Phase IV: Local data is partitioned

Each of the \(p\) processors partitions its local sorted data, roughly of size \(\frac{n}{p}\), into \(p\) classes using the \(p-1\) pivot values.

Phase V: All *ith* classes are gathered and merged

Processor i gathers the \(i^{th}\) class of data from every other processor. Each of these classes is sorted using multimerge.

Phase VI: Root processor collects all the data

The root processor gathers all the data and assembles the sorted list of \(n\) values.

Questions

  1. Manually, sort a list of \(20\) integers, with \(4\) simulated processors, following these six phases.
  2. What can you say about the time complexity of each phase of this algorithm? What does this tell you about the time complexity of the algorithm?
  3. What can you say about the space requirements of each phase of this algorithm? How does this affect the time complexity?
  4. What can you say about the communication complexity of this algorithm?

An example, data, communication and computation flow

The following figure illustrates this algorithm using \(1000\) data points and \(4\) processors. The communication between processors is annotated with the MPI functions Broadcast, Gather, Gatherv, and Scatter. As you study this figure, please realize that, in particular, Gatherv is rather complicated. The details of all these MPI functions will be discussed as part of the next section. For now, relate the six phases of the algorithm to the data, communications and computing flows indicated in the figure.
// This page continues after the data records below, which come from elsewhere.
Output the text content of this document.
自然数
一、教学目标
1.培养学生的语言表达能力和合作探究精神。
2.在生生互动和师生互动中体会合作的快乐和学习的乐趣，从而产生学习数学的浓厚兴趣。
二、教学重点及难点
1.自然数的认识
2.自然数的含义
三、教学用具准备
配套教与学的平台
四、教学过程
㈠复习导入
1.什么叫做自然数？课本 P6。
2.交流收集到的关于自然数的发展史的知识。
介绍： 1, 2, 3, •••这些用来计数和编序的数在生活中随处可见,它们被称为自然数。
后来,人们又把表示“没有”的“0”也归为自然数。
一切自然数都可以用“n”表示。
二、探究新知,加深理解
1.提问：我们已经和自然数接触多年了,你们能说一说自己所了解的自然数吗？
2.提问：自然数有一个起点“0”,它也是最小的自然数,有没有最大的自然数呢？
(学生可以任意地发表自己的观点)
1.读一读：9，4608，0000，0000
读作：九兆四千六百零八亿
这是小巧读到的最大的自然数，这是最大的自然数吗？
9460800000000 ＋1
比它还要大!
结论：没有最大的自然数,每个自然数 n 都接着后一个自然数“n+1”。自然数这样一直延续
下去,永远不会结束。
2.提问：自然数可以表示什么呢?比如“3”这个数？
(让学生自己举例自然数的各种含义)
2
Picture of area under curve

Flow of data and computation using \(4\) processors and \(1000\) values to be sorted using the Parallel Sorting with Regular Selection Algorithm.

Exercises

  1. Identify each of the \(6\) phases of the algorithm in the figure.
  2. The two sets of arrays classStart[] and classLength[], and recvStarts[] and recvLengths[] are used as indices into mydata[] and recvbuffer[] on the sending processors and receiving processors in the Gatherv, respectively. The details of Gatherv will be discussed in the next section, but make sure you understand the scope of these arrays with respect to the different processors.